The jam-packed place is destined for cash cowdom.
It's called Pittsburgh Blue, but a more appropriate name might be Pittsburgh Green -- not due to some noble carbon footprint reduction effort, but because, if my visit earlier this week is any indication, the jam-packed place is destined for cash cowdom.
Enormous yet inviting, it's something of a suburban hybrid between its corporate cousins, Manny's and the Oceanaire Seafood Room, albeit one with a slight dent in prices. It's no doubt poised to be replicated in lifestyle centers nationwide (such as Maple Grove's Shoppes at Arbor Lakes, its host strip-mall-with-landscaping). And why not? It's as savvy an operation as Smith & Hawken, Trader Joe's, Anthropologie and other neighboring retailers. Chef Miguel Urrutia's straightforward format starts with a long list of all-American appetizers (shrimp cocktail, crab cakes, oysters Rockefeller, mini-burgers, $7 to $15) before moving into a he-man selection of beef ($17 to $37) and seafood ($22 to $40) that's accompanied by a plethora of family-style side dishes served in cast-iron roasters (all $8).
Befitting any self-respecting chain-in-the-making, the portions are enormous enough to satisfy even the most famished of steelworkers. "Welcome to Maple Grove," said my friend as a plate of fried chicken, French fries and coleslaw -- enough to easily feed a family of four -- was put in front of me. Desserts ($4 to $12), absurdly plus-sized, include slabs of red velvet cake and a boozy banana-bread pudding. The richly sourced wine list includes three dozen by-the-glass options (average price $10). The animated main dining room, accessible through a truly great-looking bar, is all rich browns and reds and lined with deep booths. My advice: Don't get within 500 yards of it without a reservation.

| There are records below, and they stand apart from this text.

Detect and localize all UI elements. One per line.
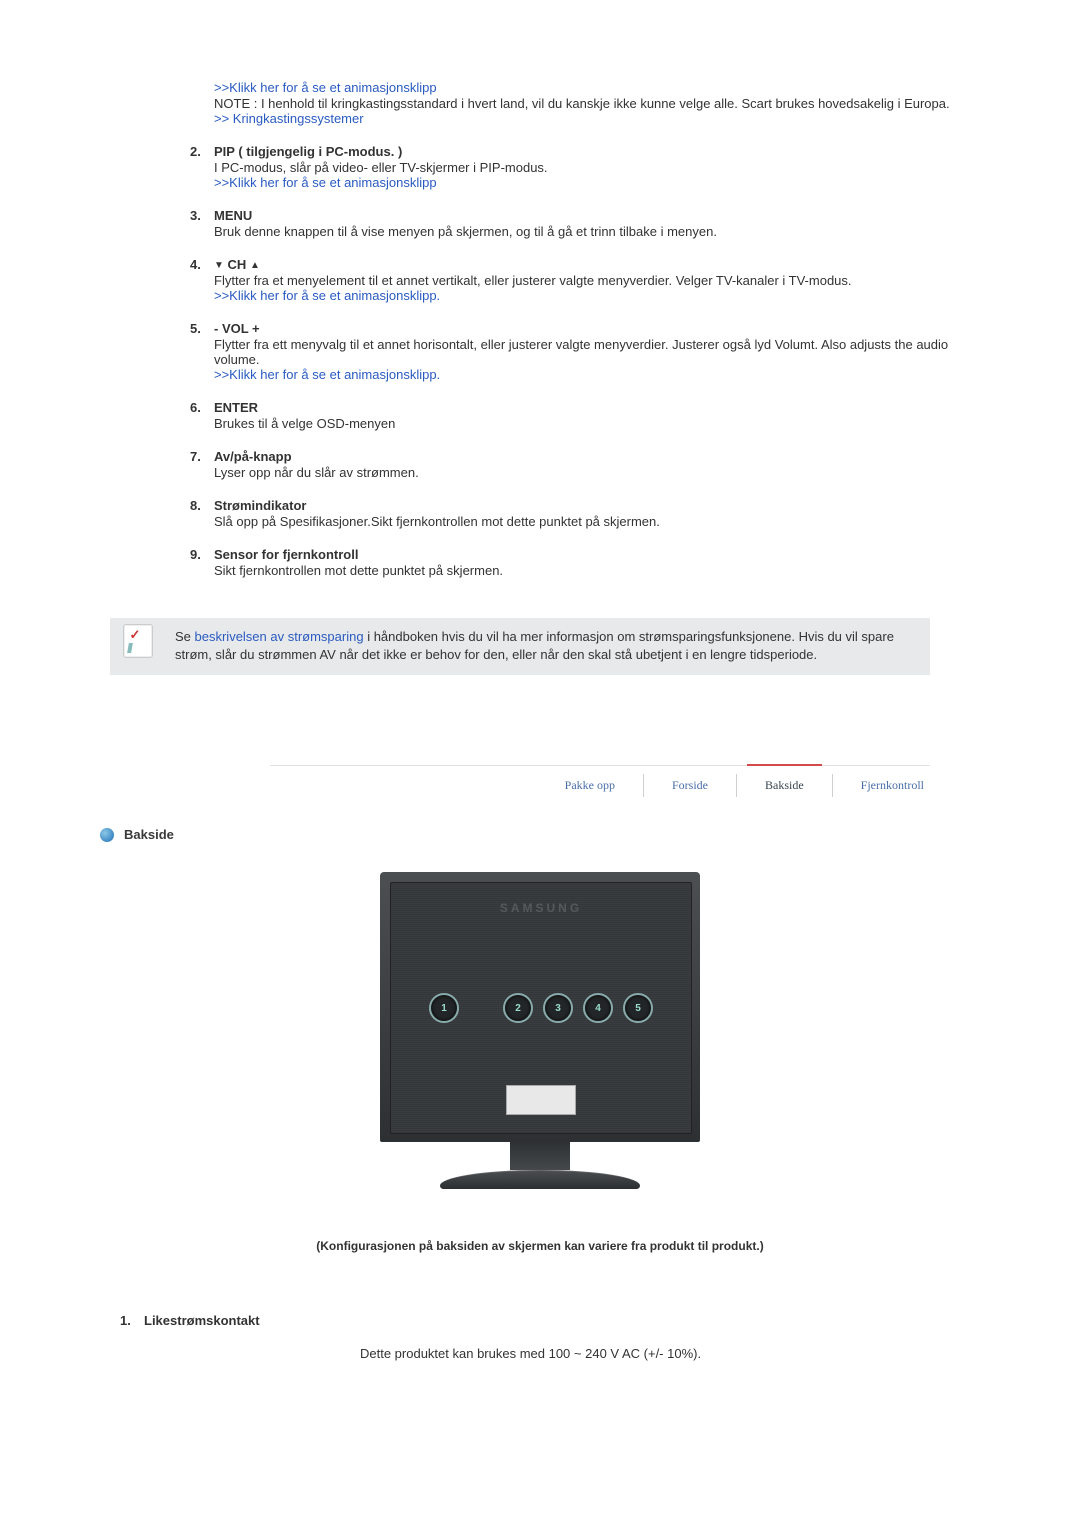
item-desc: Flytter fra ett menyvalg til et annet ho… <box>214 337 990 367</box>
front-buttons-list: >>Klikk her for å se et animasjonsklipp … <box>190 80 990 578</box>
tab-bar: Pakke opp Forside Bakside Fjernkontroll <box>270 774 930 797</box>
spec-sticker <box>506 1085 576 1115</box>
animation-link[interactable]: >>Klikk her for å se et animasjonsklipp <box>214 175 437 190</box>
item-desc: Lyser opp når du slår av strømmen. <box>214 465 990 480</box>
port-4: 4 <box>583 993 613 1023</box>
powersave-link[interactable]: beskrivelsen av strømsparing <box>195 629 364 644</box>
port-5: 5 <box>623 993 653 1023</box>
animation-link[interactable]: >>Klikk her for å se et animasjonsklipp <box>214 80 437 95</box>
item-desc: Slå opp på Spesifikasjoner.Sikt fjernkon… <box>214 514 990 529</box>
item-desc: Dette produktet kan brukes med 100 ~ 240… <box>360 1346 990 1361</box>
item-desc: Flytter fra et menyelement til et annet … <box>214 273 990 288</box>
broadcast-link[interactable]: >> Kringkastingssystemer <box>214 111 364 126</box>
item-desc: Bruk denne knappen til å vise menyen på … <box>214 224 990 239</box>
back-connectors-list: 1. Likestrømskontakt Dette produktet kan… <box>120 1313 990 1361</box>
item-desc: I PC-modus, slår på video- eller TV-skje… <box>214 160 990 175</box>
down-arrow-icon: ▼ <box>214 260 224 271</box>
animation-link[interactable]: >>Klikk her for å se et animasjonsklipp. <box>214 367 440 382</box>
list-item: >>Klikk her for å se et animasjonsklipp … <box>190 80 990 126</box>
item-title: PIP ( tilgjengelig i PC-modus. ) <box>214 144 402 159</box>
item-title: Av/på-knapp <box>214 449 292 464</box>
bullet-icon <box>100 828 114 842</box>
list-item: 4. ▼ CH ▲ Flytter fra et menyelement til… <box>190 257 990 303</box>
item-title: CH <box>228 257 247 272</box>
item-desc: Brukes til å velge OSD-menyen <box>214 416 990 431</box>
image-caption: (Konfigurasjonen på baksiden av skjermen… <box>90 1239 990 1253</box>
tab-fjernkontroll[interactable]: Fjernkontroll <box>833 774 930 797</box>
item-title: Strømindikator <box>214 498 306 513</box>
info-note: Se beskrivelsen av strømsparing i håndbo… <box>110 618 930 675</box>
monitor-back-image: SAMSUNG 1 2 3 4 5 <box>90 872 990 1189</box>
section-title: Bakside <box>124 827 174 842</box>
tab-bakside[interactable]: Bakside <box>737 774 833 797</box>
tab-forside[interactable]: Forside <box>644 774 737 797</box>
item-title: MENU <box>214 208 252 223</box>
list-item: 8. Strømindikator Slå opp på Spesifikasj… <box>190 498 990 529</box>
port-1: 1 <box>429 993 459 1023</box>
up-arrow-icon: ▲ <box>250 260 260 271</box>
list-item: 9. Sensor for fjernkontroll Sikt fjernko… <box>190 547 990 578</box>
item-title: - VOL + <box>214 321 260 336</box>
port-2: 2 <box>503 993 533 1023</box>
monitor-brand-label: SAMSUNG <box>391 901 691 915</box>
item-desc: NOTE : I henhold til kringkastingsstanda… <box>214 96 990 111</box>
item-title: Sensor for fjernkontroll <box>214 547 358 562</box>
animation-link[interactable]: >>Klikk her for å se et animasjonsklipp. <box>214 288 440 303</box>
tab-pakke-opp[interactable]: Pakke opp <box>537 774 644 797</box>
port-3: 3 <box>543 993 573 1023</box>
item-number: 1. <box>120 1313 140 1328</box>
item-desc: Sikt fjernkontrollen mot dette punktet p… <box>214 563 990 578</box>
item-title: ENTER <box>214 400 258 415</box>
item-title: Likestrømskontakt <box>144 1313 260 1328</box>
checkmark-note-icon <box>123 624 153 658</box>
list-item: 5. - VOL + Flytter fra ett menyvalg til … <box>190 321 990 382</box>
list-item: 6. ENTER Brukes til å velge OSD-menyen <box>190 400 990 431</box>
list-item: 3. MENU Bruk denne knappen til å vise me… <box>190 208 990 239</box>
list-item: 7. Av/på-knapp Lyser opp når du slår av … <box>190 449 990 480</box>
list-item: 2. PIP ( tilgjengelig i PC-modus. ) I PC… <box>190 144 990 190</box>
note-pre-text: Se <box>175 629 195 644</box>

Pittsburgh Blue, 11900 Main St. N., Maple Grove, 763-416-2663, www.pittsburghbluesteak.com. Open 4 to 10 p.m. Sunday through Thursday, 4 to 11 p.m. Friday and Saturday; bar open to 1 a.m. daily.
Guthrie options widen
Meanwhile, the neighborhood near the Guthrie Theater has another dining option: Sanctuary. Chef Gary Stenberg takes the opposite approach of Pittsburgh Blue, sending out complicated dishes fluent in fusion-speak. Beef tenderloin is stuffed with lobster, placed on a potato cake and finished with a chipotle-laced bearnaise. Scallops, sealed inside crispy potatoes, rest on top of long green beans. Sculpted cucumbers provide a base for tuna tartare crowned with osetra caviar. An avocado-crab salsa puts a rich touch on a corn chowder.

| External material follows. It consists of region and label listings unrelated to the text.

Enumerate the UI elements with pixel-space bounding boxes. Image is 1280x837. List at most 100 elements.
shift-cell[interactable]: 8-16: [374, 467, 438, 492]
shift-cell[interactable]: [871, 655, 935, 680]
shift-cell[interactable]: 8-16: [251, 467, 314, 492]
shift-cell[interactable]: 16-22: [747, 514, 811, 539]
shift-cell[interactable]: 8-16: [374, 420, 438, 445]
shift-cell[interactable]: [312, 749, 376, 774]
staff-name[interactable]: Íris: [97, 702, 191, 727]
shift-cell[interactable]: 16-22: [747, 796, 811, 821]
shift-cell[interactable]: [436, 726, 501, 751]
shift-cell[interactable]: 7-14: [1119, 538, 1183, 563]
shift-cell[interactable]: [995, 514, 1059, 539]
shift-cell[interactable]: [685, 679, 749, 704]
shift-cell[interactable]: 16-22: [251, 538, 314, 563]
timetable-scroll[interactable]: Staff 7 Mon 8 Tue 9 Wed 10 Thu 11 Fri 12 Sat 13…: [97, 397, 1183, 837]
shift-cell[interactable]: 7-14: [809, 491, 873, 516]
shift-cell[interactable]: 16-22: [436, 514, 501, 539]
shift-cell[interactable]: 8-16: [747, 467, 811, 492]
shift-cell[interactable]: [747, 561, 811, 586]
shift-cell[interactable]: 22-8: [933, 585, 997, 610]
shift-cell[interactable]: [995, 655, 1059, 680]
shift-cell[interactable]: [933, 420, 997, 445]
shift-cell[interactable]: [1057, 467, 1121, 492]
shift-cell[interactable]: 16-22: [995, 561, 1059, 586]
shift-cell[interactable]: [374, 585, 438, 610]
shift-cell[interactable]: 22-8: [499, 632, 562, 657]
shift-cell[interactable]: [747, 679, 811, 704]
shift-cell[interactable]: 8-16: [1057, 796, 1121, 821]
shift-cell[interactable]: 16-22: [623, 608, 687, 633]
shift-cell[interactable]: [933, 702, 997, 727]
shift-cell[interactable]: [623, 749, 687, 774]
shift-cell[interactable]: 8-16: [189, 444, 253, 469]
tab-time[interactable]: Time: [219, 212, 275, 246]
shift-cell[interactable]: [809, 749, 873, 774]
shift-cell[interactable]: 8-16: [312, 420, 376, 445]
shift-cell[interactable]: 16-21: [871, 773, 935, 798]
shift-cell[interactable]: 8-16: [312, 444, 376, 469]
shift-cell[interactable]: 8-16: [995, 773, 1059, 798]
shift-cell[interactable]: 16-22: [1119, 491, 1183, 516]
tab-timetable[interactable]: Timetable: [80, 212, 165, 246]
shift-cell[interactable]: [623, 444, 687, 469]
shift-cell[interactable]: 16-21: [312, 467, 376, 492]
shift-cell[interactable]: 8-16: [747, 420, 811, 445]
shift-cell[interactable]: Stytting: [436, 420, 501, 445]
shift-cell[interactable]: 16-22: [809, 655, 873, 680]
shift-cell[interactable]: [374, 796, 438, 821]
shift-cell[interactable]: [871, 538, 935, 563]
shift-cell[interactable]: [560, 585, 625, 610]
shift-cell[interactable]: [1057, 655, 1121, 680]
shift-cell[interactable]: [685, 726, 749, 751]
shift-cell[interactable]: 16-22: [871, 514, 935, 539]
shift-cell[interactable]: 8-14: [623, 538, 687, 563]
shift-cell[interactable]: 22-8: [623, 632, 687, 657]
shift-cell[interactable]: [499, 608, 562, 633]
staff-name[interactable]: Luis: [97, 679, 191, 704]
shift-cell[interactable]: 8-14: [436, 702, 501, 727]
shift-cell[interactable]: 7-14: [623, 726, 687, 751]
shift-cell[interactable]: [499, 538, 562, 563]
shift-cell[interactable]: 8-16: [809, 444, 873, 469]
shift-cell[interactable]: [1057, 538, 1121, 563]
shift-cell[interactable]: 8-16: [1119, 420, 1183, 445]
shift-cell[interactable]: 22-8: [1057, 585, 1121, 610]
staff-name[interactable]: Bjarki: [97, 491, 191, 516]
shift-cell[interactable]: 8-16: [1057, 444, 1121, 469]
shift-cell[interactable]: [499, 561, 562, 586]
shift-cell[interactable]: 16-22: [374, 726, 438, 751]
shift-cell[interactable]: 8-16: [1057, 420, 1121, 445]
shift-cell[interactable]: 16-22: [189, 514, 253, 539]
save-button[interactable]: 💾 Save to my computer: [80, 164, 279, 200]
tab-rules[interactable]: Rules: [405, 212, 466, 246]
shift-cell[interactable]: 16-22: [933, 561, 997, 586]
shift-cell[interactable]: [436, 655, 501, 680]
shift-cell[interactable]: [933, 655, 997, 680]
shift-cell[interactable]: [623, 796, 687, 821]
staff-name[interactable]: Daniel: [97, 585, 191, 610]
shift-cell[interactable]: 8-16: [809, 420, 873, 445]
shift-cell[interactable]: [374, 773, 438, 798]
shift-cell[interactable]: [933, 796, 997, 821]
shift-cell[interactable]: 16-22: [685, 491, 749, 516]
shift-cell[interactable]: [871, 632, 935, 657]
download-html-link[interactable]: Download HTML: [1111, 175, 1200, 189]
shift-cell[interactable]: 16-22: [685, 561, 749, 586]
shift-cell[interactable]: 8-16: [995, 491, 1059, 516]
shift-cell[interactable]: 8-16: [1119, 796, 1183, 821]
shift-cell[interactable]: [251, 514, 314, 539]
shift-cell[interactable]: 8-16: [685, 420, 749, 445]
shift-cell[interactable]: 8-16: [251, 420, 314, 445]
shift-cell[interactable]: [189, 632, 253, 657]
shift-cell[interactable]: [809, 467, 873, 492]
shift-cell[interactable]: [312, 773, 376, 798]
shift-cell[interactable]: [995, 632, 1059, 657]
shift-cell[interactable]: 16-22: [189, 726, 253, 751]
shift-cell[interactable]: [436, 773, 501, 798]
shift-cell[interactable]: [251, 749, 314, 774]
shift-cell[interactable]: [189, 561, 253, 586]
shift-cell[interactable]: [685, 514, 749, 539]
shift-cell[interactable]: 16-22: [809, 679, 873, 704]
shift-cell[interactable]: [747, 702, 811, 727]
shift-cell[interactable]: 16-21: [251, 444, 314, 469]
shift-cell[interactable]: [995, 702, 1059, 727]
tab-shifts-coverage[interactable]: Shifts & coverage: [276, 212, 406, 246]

Tucked into a long, narrow space on the ground floor of a newly restored 19th-century brick building, the restaurant starts with the brick-heavy timbered feel of old industrial Minneapolis before adding several gothic visual touches -- particularly in the snug little bar -- that make it a fine companion to the Guthrie's current production of "Jane Eyre." After a long exodus of working for others, it's good to see restaurateur and host-with-the-most Michael Kutscheid (formerly of Kapoochi's) back running his own dining room.
Sanctuary, 903 Washington Av. S., Minneapolis, 612-339-5058, www.sanctuaryminneapolis.com. Open 5 to 10 p.m. Monday and Thursday, 5 to 11 p.m. Friday and Saturday; late-night menu to 1 a.m. Monday through Thursday, to 2 a.m. Friday and Saturday.